Kirchner took to Twitter to update supporters on his potential takeover last Wednesday, saying, “The EFL check is ongoing. Down to business plan now. Source and sufficiency have been proven, but sufficiency depends on the business plan and what funding the business shows it will need over time, so the two are intertwined.” He also added that the club had started preliminary talks with players and staff who the club want to retain for next season, although Rooney upped the urgency in his pre-match press conference, suggesting he needs to propose “numbers” to players in the coming week to fend off other suitors.

But the scars from the previous chairman have not faded, and although Derby fans can put on a brave face, they are worried for their club’s future after Morris’ financial misdealings culminated in a combined 21 points deducted for entering administration and breaching Profit and Sustainability regulations. Five clubs – Birmingham City, Sheffield Wednesday, Reading, Wigan and Derby – have been hit with points deductions in the Championship in as many years. Too many owners have put community institutions at risk under the EFL’s watch.

After the Derby supporters had sung their customary songs of praise about Rooney and the players, they directed their attention towards the Football League, singing “fuck the EFL”. Blackpool fans joined in with the chant in the memory of former chairman Karl Oyston – whose “illegitimate stripping” of over £26 million of the club’s assets to companies he owned put the club into financial jeopardy. Supporters of both clubs coalesced around the pain of seeing their club in peril as they did at Pride Park in December.

Derby won that match 1-0 and then beat West Bromwich Albion, which they followed with a 2-1 away victory over Stoke City. But, after winning at the bet365 Stadium, Derby lost nine consecutive away matches.

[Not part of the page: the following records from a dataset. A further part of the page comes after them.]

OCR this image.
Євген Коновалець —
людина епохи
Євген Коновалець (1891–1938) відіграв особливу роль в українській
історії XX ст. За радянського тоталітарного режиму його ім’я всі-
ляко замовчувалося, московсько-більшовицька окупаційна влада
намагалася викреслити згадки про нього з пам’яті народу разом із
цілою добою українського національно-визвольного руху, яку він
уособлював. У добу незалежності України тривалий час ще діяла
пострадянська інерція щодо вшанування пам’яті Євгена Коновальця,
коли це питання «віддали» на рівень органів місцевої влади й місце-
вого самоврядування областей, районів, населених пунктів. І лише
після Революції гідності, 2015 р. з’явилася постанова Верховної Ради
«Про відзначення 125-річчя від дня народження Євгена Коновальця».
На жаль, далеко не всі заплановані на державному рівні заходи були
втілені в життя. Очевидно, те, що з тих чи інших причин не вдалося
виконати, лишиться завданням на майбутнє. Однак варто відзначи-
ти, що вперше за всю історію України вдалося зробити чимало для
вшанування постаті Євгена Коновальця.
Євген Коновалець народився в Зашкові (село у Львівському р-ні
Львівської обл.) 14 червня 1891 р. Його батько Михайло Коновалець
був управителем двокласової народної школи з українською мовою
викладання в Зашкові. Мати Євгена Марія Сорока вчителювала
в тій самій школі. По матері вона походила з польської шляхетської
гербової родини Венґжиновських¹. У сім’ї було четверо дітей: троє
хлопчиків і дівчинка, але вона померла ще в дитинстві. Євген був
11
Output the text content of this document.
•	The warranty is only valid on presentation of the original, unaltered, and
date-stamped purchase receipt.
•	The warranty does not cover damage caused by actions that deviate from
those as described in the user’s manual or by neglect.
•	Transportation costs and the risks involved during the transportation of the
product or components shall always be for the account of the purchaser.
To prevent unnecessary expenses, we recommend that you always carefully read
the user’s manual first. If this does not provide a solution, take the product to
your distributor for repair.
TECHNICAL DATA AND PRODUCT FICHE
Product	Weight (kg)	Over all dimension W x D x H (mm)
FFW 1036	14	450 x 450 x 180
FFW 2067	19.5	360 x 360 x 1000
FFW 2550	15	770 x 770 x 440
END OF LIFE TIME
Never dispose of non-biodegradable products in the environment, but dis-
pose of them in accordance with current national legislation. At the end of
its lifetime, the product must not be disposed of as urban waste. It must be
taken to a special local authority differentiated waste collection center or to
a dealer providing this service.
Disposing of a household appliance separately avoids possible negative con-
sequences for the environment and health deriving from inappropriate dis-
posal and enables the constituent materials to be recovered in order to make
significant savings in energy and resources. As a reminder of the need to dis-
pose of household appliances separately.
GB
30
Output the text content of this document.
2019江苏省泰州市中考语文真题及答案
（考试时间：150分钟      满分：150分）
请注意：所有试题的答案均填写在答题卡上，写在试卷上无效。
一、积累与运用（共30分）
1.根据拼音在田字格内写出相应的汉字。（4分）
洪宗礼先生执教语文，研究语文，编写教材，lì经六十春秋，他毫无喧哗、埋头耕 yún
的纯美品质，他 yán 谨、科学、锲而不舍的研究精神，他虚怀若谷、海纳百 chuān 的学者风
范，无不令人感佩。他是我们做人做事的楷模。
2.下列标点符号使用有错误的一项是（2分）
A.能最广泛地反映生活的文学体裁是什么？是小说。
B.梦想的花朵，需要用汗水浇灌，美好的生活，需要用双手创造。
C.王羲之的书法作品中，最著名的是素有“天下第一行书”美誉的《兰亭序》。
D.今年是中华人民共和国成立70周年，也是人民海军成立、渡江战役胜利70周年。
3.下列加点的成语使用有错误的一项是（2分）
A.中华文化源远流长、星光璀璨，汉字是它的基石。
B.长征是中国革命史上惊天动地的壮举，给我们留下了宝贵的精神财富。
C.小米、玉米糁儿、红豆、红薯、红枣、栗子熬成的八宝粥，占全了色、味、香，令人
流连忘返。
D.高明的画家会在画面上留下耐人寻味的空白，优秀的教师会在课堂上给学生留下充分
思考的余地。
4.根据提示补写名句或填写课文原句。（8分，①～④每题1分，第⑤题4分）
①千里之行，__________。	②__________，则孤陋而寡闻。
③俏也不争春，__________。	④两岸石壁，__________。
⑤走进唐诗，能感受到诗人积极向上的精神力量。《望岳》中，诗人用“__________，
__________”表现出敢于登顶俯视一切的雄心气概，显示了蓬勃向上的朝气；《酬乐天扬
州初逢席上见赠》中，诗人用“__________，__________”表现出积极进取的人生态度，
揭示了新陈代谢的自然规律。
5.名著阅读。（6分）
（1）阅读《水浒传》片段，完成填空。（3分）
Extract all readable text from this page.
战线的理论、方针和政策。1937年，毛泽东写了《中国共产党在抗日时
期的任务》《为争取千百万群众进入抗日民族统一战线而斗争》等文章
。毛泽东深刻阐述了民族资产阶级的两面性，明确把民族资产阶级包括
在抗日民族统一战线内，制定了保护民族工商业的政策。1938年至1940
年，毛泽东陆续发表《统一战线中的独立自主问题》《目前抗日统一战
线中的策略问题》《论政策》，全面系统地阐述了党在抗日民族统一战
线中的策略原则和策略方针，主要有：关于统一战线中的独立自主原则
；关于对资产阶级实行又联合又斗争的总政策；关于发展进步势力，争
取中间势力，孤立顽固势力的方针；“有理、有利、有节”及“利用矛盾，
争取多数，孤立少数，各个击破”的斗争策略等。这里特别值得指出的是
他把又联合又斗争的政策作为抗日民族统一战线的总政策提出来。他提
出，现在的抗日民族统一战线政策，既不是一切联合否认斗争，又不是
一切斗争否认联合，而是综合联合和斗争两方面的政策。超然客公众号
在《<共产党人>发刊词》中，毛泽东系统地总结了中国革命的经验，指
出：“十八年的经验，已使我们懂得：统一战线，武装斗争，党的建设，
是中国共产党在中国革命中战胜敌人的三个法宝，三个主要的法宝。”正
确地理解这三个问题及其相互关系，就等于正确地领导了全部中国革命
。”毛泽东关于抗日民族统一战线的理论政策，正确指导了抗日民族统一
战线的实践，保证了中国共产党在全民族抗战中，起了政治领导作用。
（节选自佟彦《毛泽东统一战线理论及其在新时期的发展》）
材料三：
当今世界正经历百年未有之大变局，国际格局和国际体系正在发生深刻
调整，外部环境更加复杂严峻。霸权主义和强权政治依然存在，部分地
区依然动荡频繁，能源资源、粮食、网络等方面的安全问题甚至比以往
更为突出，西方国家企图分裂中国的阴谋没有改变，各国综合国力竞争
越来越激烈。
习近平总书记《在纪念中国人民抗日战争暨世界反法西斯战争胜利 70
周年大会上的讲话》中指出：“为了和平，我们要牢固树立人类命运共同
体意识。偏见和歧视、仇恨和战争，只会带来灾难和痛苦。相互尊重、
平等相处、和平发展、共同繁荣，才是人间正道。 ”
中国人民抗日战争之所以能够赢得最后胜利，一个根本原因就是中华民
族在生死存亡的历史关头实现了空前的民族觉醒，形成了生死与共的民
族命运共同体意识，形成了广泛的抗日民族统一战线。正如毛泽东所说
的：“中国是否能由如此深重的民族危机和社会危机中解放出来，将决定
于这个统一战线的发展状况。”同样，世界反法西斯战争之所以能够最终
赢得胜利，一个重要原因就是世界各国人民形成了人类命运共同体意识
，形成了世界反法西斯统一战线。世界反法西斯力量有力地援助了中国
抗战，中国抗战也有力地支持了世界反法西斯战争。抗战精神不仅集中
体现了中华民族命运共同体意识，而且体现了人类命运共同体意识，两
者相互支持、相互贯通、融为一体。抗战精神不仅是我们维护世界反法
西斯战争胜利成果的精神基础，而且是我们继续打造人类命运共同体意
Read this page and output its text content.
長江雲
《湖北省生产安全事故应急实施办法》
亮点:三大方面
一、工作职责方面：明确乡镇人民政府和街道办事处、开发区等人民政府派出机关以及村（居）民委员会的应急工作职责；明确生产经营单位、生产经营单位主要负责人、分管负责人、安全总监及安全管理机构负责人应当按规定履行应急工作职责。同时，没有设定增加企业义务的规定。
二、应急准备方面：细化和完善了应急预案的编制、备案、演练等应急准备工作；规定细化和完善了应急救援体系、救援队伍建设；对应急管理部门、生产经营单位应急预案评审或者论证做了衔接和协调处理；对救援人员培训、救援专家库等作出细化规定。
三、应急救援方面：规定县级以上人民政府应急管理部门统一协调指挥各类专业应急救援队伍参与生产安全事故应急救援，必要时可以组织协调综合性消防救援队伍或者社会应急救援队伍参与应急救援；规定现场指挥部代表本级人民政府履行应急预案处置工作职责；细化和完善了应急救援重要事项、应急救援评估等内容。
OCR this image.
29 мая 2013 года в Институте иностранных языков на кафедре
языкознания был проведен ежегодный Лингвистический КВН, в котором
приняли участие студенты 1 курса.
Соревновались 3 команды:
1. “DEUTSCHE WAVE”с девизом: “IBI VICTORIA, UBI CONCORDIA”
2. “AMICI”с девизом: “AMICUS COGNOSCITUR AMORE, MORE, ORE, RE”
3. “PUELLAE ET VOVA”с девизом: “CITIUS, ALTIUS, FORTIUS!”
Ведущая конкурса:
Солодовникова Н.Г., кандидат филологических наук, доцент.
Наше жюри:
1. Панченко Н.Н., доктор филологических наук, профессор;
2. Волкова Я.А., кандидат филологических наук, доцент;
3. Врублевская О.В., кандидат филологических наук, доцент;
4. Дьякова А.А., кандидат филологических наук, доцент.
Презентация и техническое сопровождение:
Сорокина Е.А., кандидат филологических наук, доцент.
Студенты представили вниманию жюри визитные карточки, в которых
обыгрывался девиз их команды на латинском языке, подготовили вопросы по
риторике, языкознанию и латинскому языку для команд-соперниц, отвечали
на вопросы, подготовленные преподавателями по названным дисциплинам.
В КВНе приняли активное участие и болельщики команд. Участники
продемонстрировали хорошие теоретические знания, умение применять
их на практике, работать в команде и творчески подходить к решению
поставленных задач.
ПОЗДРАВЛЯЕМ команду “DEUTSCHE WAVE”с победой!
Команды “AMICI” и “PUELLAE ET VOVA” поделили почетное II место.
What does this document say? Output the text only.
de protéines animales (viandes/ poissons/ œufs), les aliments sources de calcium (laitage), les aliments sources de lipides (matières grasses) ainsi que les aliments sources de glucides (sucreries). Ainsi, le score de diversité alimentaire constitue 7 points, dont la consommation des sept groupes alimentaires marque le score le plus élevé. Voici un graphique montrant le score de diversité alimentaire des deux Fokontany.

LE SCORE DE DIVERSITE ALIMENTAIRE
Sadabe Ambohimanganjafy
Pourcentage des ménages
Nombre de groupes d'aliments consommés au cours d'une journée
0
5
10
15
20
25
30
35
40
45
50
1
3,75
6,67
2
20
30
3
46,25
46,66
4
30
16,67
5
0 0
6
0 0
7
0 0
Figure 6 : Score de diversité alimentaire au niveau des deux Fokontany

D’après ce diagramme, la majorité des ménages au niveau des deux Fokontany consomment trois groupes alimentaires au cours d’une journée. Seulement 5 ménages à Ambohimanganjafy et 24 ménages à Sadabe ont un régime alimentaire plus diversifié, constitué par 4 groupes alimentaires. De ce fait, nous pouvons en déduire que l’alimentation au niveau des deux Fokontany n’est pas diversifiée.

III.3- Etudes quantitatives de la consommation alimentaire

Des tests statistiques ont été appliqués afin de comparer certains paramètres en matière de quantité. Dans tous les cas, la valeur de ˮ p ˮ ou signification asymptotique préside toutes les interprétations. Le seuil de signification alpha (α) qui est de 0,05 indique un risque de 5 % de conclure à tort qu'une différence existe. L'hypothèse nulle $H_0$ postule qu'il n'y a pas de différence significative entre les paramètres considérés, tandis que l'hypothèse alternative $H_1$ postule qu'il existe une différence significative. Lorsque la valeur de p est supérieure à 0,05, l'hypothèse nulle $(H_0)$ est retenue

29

Rooney often complained that the results did not match Derby’s performances on the road, which were typically OK, but he could not find a cutting edge in the final third from his forwards. Against Blackpool, his players delivered, breaking their unwanted streak by being clinical. “I am delighted with the win, but we can play better than that,” Rooney said following the 2-0 victory. It’s a funny game, football, there have been much better performances away from home, and we have come out with nothing. Today, we didn’t play as well as we can, but we dug in when we had to.”

And the supporters have two new heroes to thank, Malcolm Ebiowei and Eiran Cashin, who scored their first goals for the club. The academy graduates made the step up to the first team in February and have been regulars since.


Ebiowei scores Derby’s first goal (Photo: Martin Rickett/PA Images via Getty Images)

“Ebiowei has deserved a goal, and I’m delighted for him. It is a positive for us getting him off the mark,” Rooney added. “It is a shame there is only one game left, but I am sure there will be a lot more in his career. Cashin has also deserved a goal for his performances.”

Alongside 12 other first-team regulars, including Kelle Roos, who saved Gary Madine’s first-half penalty, Ebiowei and Cashin are out of contract at the end of the season. For the club to achieve immediate promotion from League One, securing their futures is an immediate priority. At the final whistle, fans expressed their appreciation to Festy Ebosele, who is joining Serie A side Udinese at the end of the season, but they do not want to lose more of their academy graduates without seeing them flourish.

But, if Kirchner’s takeover is not completed and the current players are not signed to new deals, Rooney’s future is in doubt and Championship away days on the coast could take much longer than a season to return.